Bytecoin (BCN) Price Today
| Market Cap | $6,433,706 |
| 24h Volume | $88.61 |
| Volume / Market Cap | +0.00% |
| Rank | #1504 |
| Fully Diluted Valuation | $6,435,343 |
| All-Time High | $0.145166 (-99.98%) |
| All-Time Low | $0.000002 (+1390.16%) |
| Circulating | 184B |
| Total | 184B |
| Max | 184B |
| Circulating / Max | +99.76% |
| Date | Price (USD) |
|---|---|
| 3/26/2026 | $0.000046 |
| 3/27/2026 | $0.000046 |
| 3/28/2026 | $0.000047 |
| 3/29/2026 | $0.000045 |
| 3/30/2026 | $0.000035 |
| 3/31/2026 | $0.000043 |
What is Bytecoin?
Bytecoin (BCN) is a digital currency. Its full name is Bytecoin and its ticker symbol is BCN. In plain terms, Bytecoin is a type of cryptocurrency created to be used as a way to send and receive value over the internet. It is best known as a privacy-focused digital currency rather than a platform for smart contracts or a token for a specific exchange. It was one of the early projects to prioritize transaction privacy and untraceability.

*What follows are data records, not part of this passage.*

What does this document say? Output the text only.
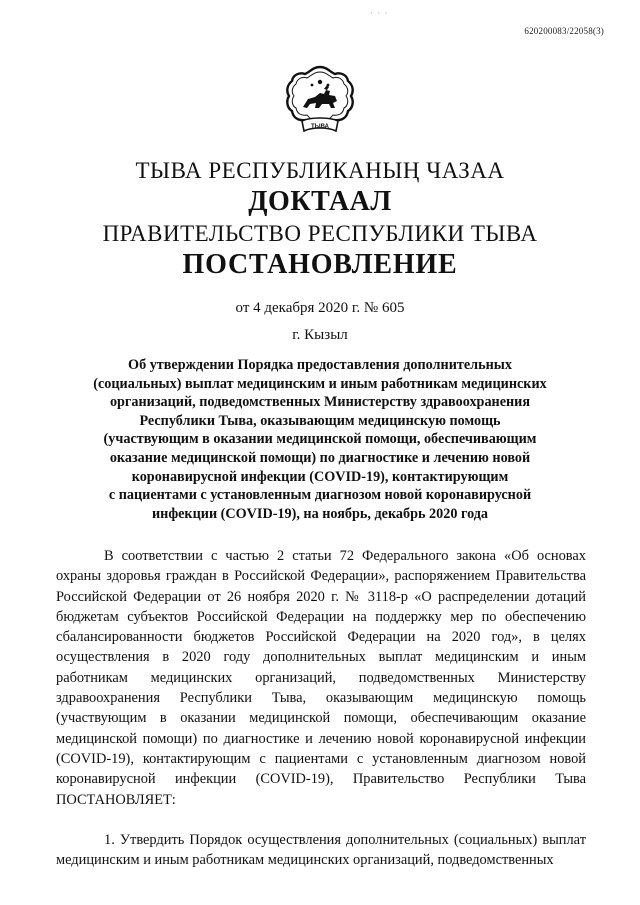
· · ·
620200083/22058(3)
ТЫВА
ТЫВА РЕСПУБЛИКАНЫҢ ЧАЗАА
ДОКТААЛ
ПРАВИТЕЛЬСТВО РЕСПУБЛИКИ ТЫВА
ПОСТАНОВЛЕНИЕ
от 4 декабря 2020 г. № 605
г. Кызыл
Об утверждении Порядка предоставления дополнительных
(социальных) выплат медицинским и иным работникам медицинских
организаций, подведомственных Министерству здравоохранения
Республики Тыва, оказывающим медицинскую помощь
(участвующим в оказании медицинской помощи, обеспечивающим
оказание медицинской помощи) по диагностике и лечению новой
коронавирусной инфекции (COVID-19), контактирующим
с пациентами с установленным диагнозом новой коронавирусной
инфекции (COVID-19), на ноябрь, декабрь 2020 года

В соответствии с частью 2 статьи 72 Федерального закона «Об основах охраны здоровья граждан в Российской Федерации», распоряжением Правительства Российской Федерации от 26 ноября 2020 г. № 3118-р «О распределении дотаций бюджетам субъектов Российской Федерации на поддержку мер по обеспечению сбалансированности бюджетов Российской Федерации на 2020 год», в целях осуществления в 2020 году дополнительных выплат медицинским и иным работникам медицинских организаций, подведомственных Министерству здравоохранения Республики Тыва, оказывающим медицинскую помощь (участвующим в оказании медицинской помощи, обеспечивающим оказание медицинской помощи) по диагностике и лечению новой коронавирусной инфекции (COVID-19), контактирующим с пациентами с установленным диагнозом новой коронавирусной инфекции (COVID-19), Правительство Республики Тыва ПОСТАНОВЛЯЕТ:

1. Утвердить Порядок осуществления дополнительных (социальных) выплат медицинским и иным работникам медицинских организаций, подведомственных
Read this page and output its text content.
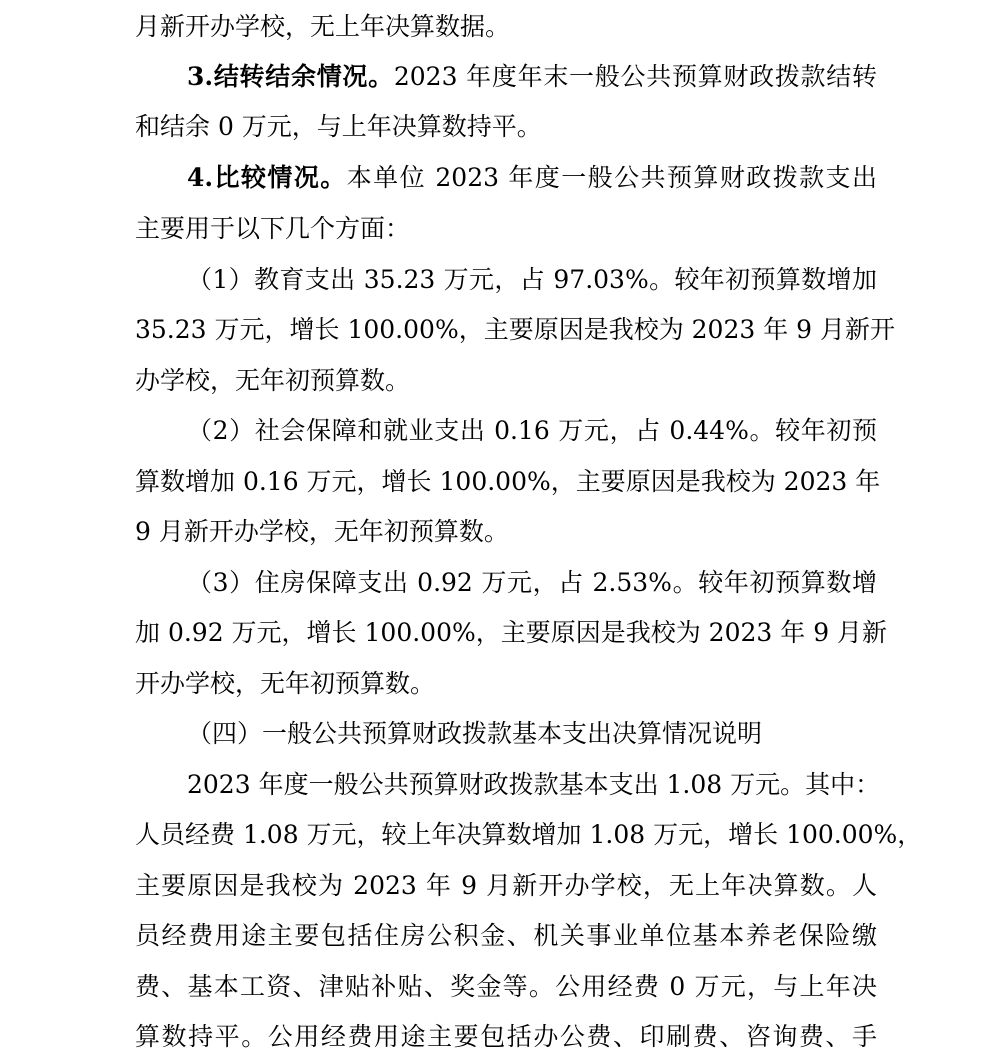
月新开办学校，无上年决算数据。
3.结转结余情况。2023 年度年末一般公共预算财政拨款结转
和结余 0 万元，与上年决算数持平。
4.比较情况。本单位 2023 年度一般公共预算财政拨款支出
主要用于以下几个方面：
（1）教育支出 35.23 万元，占 97.03%。较年初预算数增加
35.23 万元，增长 100.00%，主要原因是我校为 2023 年 9 月新开
办学校，无年初预算数。
（2）社会保障和就业支出 0.16 万元，占 0.44%。较年初预
算数增加 0.16 万元，增长 100.00%，主要原因是我校为 2023 年
9 月新开办学校，无年初预算数。
（3）住房保障支出 0.92 万元，占 2.53%。较年初预算数增
加 0.92 万元，增长 100.00%，主要原因是我校为 2023 年 9 月新
开办学校，无年初预算数。
（四）一般公共预算财政拨款基本支出决算情况说明
2023 年度一般公共预算财政拨款基本支出 1.08 万元。其中：
人员经费 1.08 万元，较上年决算数增加 1.08 万元，增长 100.00%，
主要原因是我校为 2023 年 9 月新开办学校，无上年决算数。人
员经费用途主要包括住房公积金、机关事业单位基本养老保险缴
费、基本工资、津贴补贴、奖金等。公用经费 0 万元，与上年决
算数持平。公用经费用途主要包括办公费、印刷费、咨询费、手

No official description was provided in the input for this explanation, so I am not rephrasing any formal project statement here. Instead, the simple way to describe Bytecoin is: it is a cryptocurrency that aims to let people transfer value while keeping transaction details private. That is the core public-facing idea commonly associated with Bytecoin. It does not primarily advertise itself as a smart contract platform or an exchange utility token.
People who trade or hold BCN sometimes use third-party tools to manage positions or automate trades. For example, some traders split purchases over time using dca bots to reduce timing risk. Others connect signals and execution tools via tradingview automation to run rule-based actions when market conditions change. Mentioning these tools does not imply an endorsement; it only reflects ways some participants interact with cryptocurrencies like BCN on public markets.
What does Bytecoin actually do?
Bytecoin’s primary purpose is to enable private, peer-to-peer transfers of value. The main technical role it plays in the crypto ecosystem is as a medium for private transactions: when someone sends BCN, the project’s design focuses on hiding who sent the money, who received it, and the exact amount. From a user point of view, Bytecoin is used much like cash in that transactions are intended to be direct between people, rather than being publicly traceable on a transparent ledger.
In practical terms, Bytecoin enables a few main functions. First, it allows users to hold and transfer BCN between wallets. Second, it lets miners (or other network validators, depending on the version) secure the network and record new transactions. Third, it provides privacy features that aim to obscure transaction details so third parties cannot easily trace payments. Typical users include individuals concerned with transaction privacy, miners or validators who support the network, and traders who buy and sell BCN on exchanges. Developers may interact with the project by maintaining wallets or integrating support into services. Some market participants use a binance trading bot to manage orders when BCN is available on exchanges, which is one way traders connect automated systems to listed assets.
If you need more detail about the current development activity, governance structure, or exact privacy mechanics as implemented today, that information is not included in the input I was given. In general, the distinguishing technical features historically associated with Bytecoin are privacy mechanisms such as one-time addresses and group-signature-style techniques to make transaction flows harder to trace, but specifics can vary across releases. I have avoided technical jargon and focused on the clear, functional role Bytecoin plays: private payments and related network operations.
Disclaimer
This page is for educational purposes only and is not financial advice.
Where to buy Bytecoin?
Below is a curated list of supported exchanges.